Raumanzüge und Ausrüstung
Der Raumanzug ist ein tragbares Raumfahrzeug: Er bietet Druck, Sauerstoff, Temperaturregelung, Kommunikation, Stromversorgung und Schutz vor Mikrometeoriten. Bekannte Anzugsarten:
- EMU (Extravehicular Mobility Unit) – von NASA für Weltraumspaziergänge in Erdumlaufbahn (ISS) verwendet.
- Orlan – russischer EVA-Anzug, oft bei ISS-Einsätzen genutzt.
- Feitian – chinesischer EVA-Anzug.
- Für zukünftige Mondmissionen und Artemis-Programm sind weiterentwickelte Anzüge (z. B. xEMU) in Planung/Erprobung.
Wichtige Ausrüstungsgegenstände: Sicherheitsleinen, Werkzeughalter, Handschuhe mit Spezialfunktion, Fußschlaufen, Kameras und Rettungssysteme wie SAFER.
Training und Sicherheitsverfahren
Astronauten werden intensiv auf EVAs vorbereitet. Übliche Trainingsmethoden:
- Training im Neutral Buoyancy Laboratory (großes Tauchbecken) zur Simulation von Gewichtslosigkeit
- Parabelflüge für kurze Phasen der Schwerelosigkeit
- Virtual-Reality- und Simulatorübungen
- Umfangreiche Prozedur- und Notfalltrainings (z. B. Umgang mit Druckverlust, Kommunikationseinbußen oder verschlissenen Handschuhen)
Vor EVAs ist eine Druckentlastungs- und Atemgas-Vorbereitung (Pre-breathe) notwendig, um Dekompressionskrankheit zu vermeiden.
Risiken
- Druckabfall oder Beschädigung des Anzugs
- Extremtemperaturen und starke Temperaturschwankungen
- Mikrometeoriten- und Trümmerzeschlag
- Dekompressionskrankheit (bei unsachgemäßer Vorbereitung)
- Orientierungsverlust im freien Raum
Beispiele bedeutender EVAs
- Hubble-Wartungseinsätze (mehrere Shuttle-Missionen) — komplexe Reparaturen und Upgrades durch EVA-Teams
- Aufbau und Erweiterung der Internationalen Raumstation (zahlreiche EVAs über zwei Jahrzehnte)

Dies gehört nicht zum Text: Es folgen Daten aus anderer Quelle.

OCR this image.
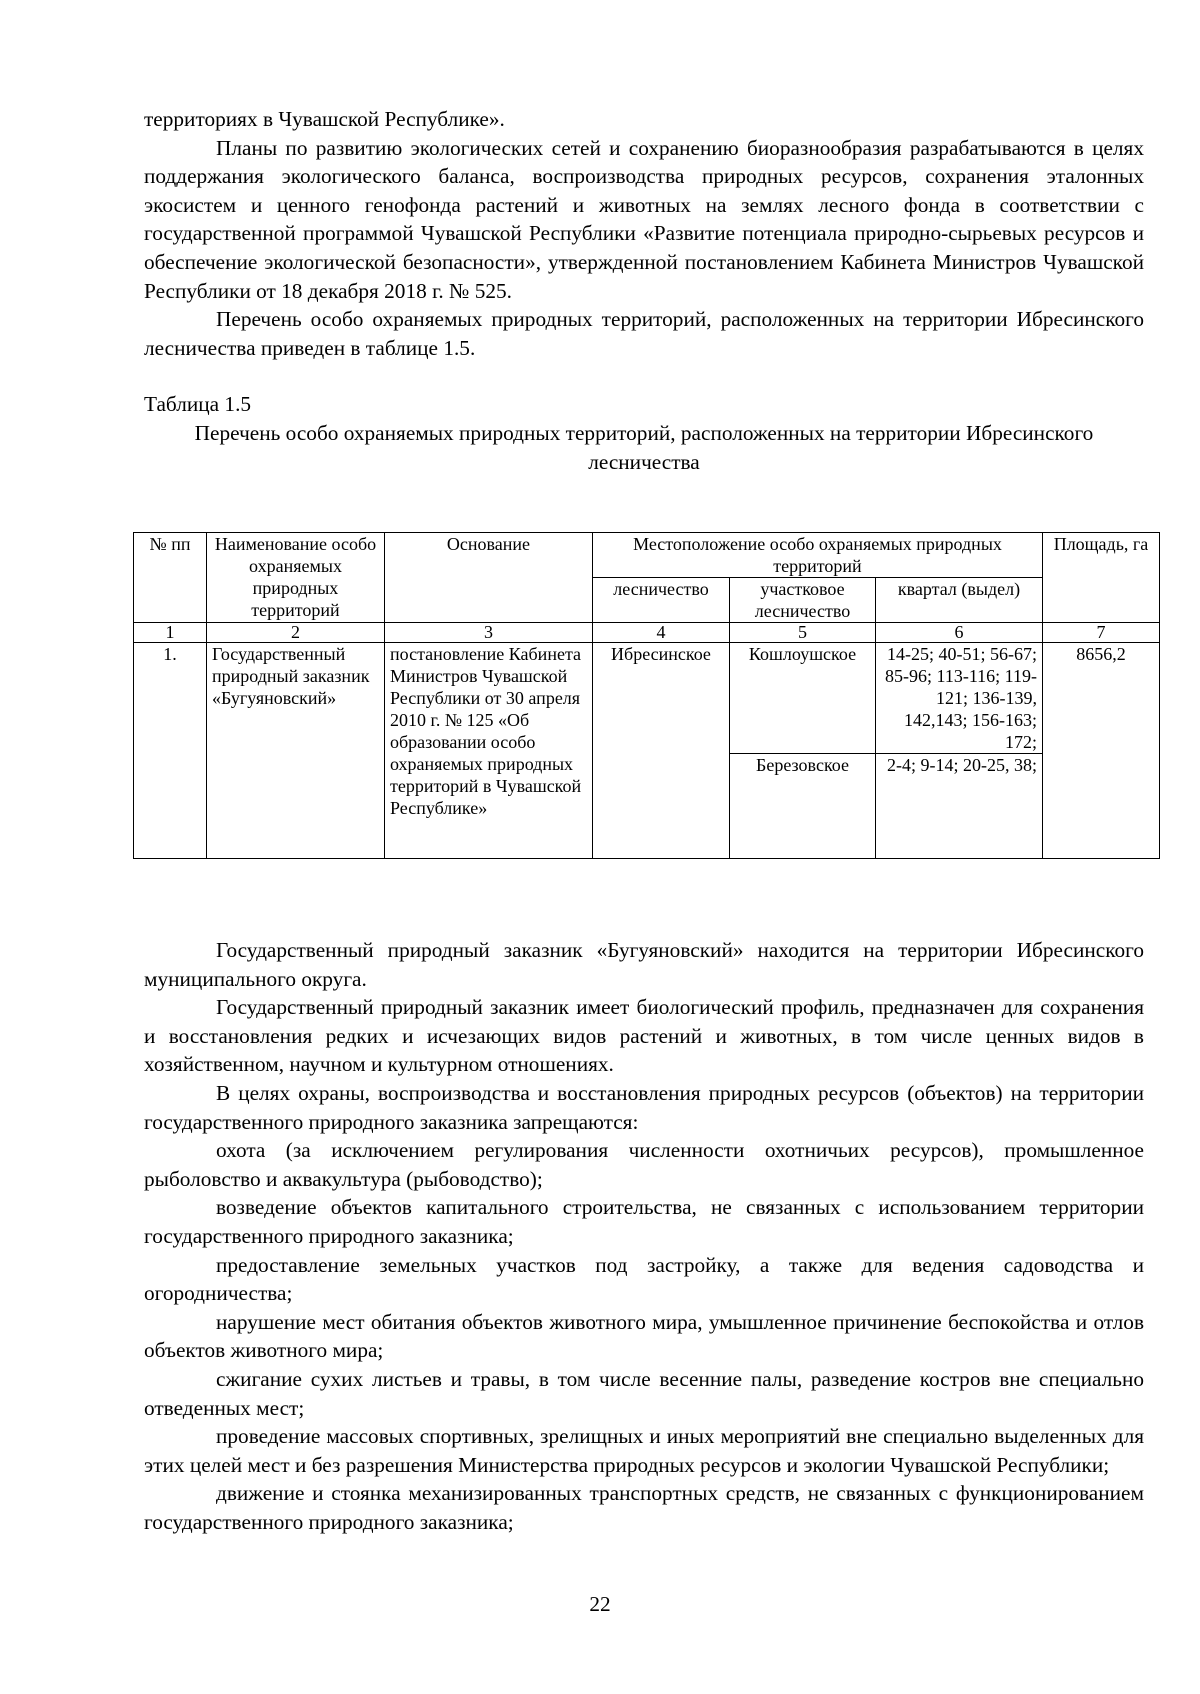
территориях в Чувашской Республике».

Планы по развитию экологических сетей и сохранению биоразнообразия разрабатываются в целях поддержания экологического баланса, воспроизводства природных ресурсов, сохранения эталонных экосистем и ценного генофонда растений и животных на землях лесного фонда в соответствии с государственной программой Чувашской Республики «Развитие потенциала природно-сырьевых ресурсов и обеспечение экологической безопасности», утвержденной постановлением Кабинета Министров Чувашской Республики от 18 декабря 2018 г. № 525.

Перечень особо охраняемых природных территорий, расположенных на территории Ибресинского лесничества приведен в таблице 1.5.

Таблица 1.5

Перечень особо охраняемых природных территорий, расположенных на территории Ибресинского лесничества

№ пп	Наименование особо охраняемых природных территорий	Основание	Местоположение особо охраняемых природных территорий			Площадь, га
			лесничество	участковое лесничество	квартал (выдел)	
1	2	3	4	5	6	7
1.	Государственный природный заказник «Бугуяновский»	постановление Кабинета Министров Чувашской Республики от 30 апреля 2010 г. № 125 «Об образовании особо охраняемых природных территорий в Чувашской Республике»	Ибресинское	Кошлоушское	14-25; 40-51; 56-67; 85-96; 113-116; 119-121; 136-139, 142,143; 156-163; 172;	8656,2
				Березовское	2-4; 9-14; 20-25, 38;	

Государственный природный заказник «Бугуяновский» находится на территории Ибресинского муниципального округа.

Государственный природный заказник имеет биологический профиль, предназначен для сохранения и восстановления редких и исчезающих видов растений и животных, в том числе ценных видов в хозяйственном, научном и культурном отношениях.

В целях охраны, воспроизводства и восстановления природных ресурсов (объектов) на территории государственного природного заказника запрещаются:

охота (за исключением регулирования численности охотничьих ресурсов), промышленное рыболовство и аквакультура (рыбоводство);

возведение объектов капитального строительства, не связанных с использованием территории государственного природного заказника;

предоставление земельных участков под застройку, а также для ведения садоводства и огородничества;

нарушение мест обитания объектов животного мира, умышленное причинение беспокойства и отлов объектов животного мира;

сжигание сухих листьев и травы, в том числе весенние палы, разведение костров вне специально отведенных мест;

проведение массовых спортивных, зрелищных и иных мероприятий вне специально выделенных для этих целей мест и без разрешения Министерства природных ресурсов и экологии Чувашской Республики;

движение и стоянка механизированных транспортных средств, не связанных с функционированием государственного природного заказника;

22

- Apollo-Mondspaziergänge — wissenschaftliche Exploration und Gesteinsproben
- Reparatur und Bergung von Satelliten und externen Nutzlasten durch Shuttle-Crews
- Wichtige EVAs im Rahmen nationaler Programme (z. B. Leonovs und Whites historische Missionen, chinesische EVAs seit 2008)
Ausblick
Zukünftige Missionen—insbesondere dauerhafte Mondbasisprojekte und bemannte Missionen zum Mars—werden die Anforderungen an EVAs weiter steigern. Das umfasst robustere Anzüge für längere Einsätze, bessere Mobilität, automatisierte Werkzeuge und erweiterte Sicherheitskonzepte. EVAs bleiben ein zentraler Bestandteil der bemannten Raumfahrt, weil viele Arbeiten nur durch direkten menschlichen Eingriff im All möglich sind.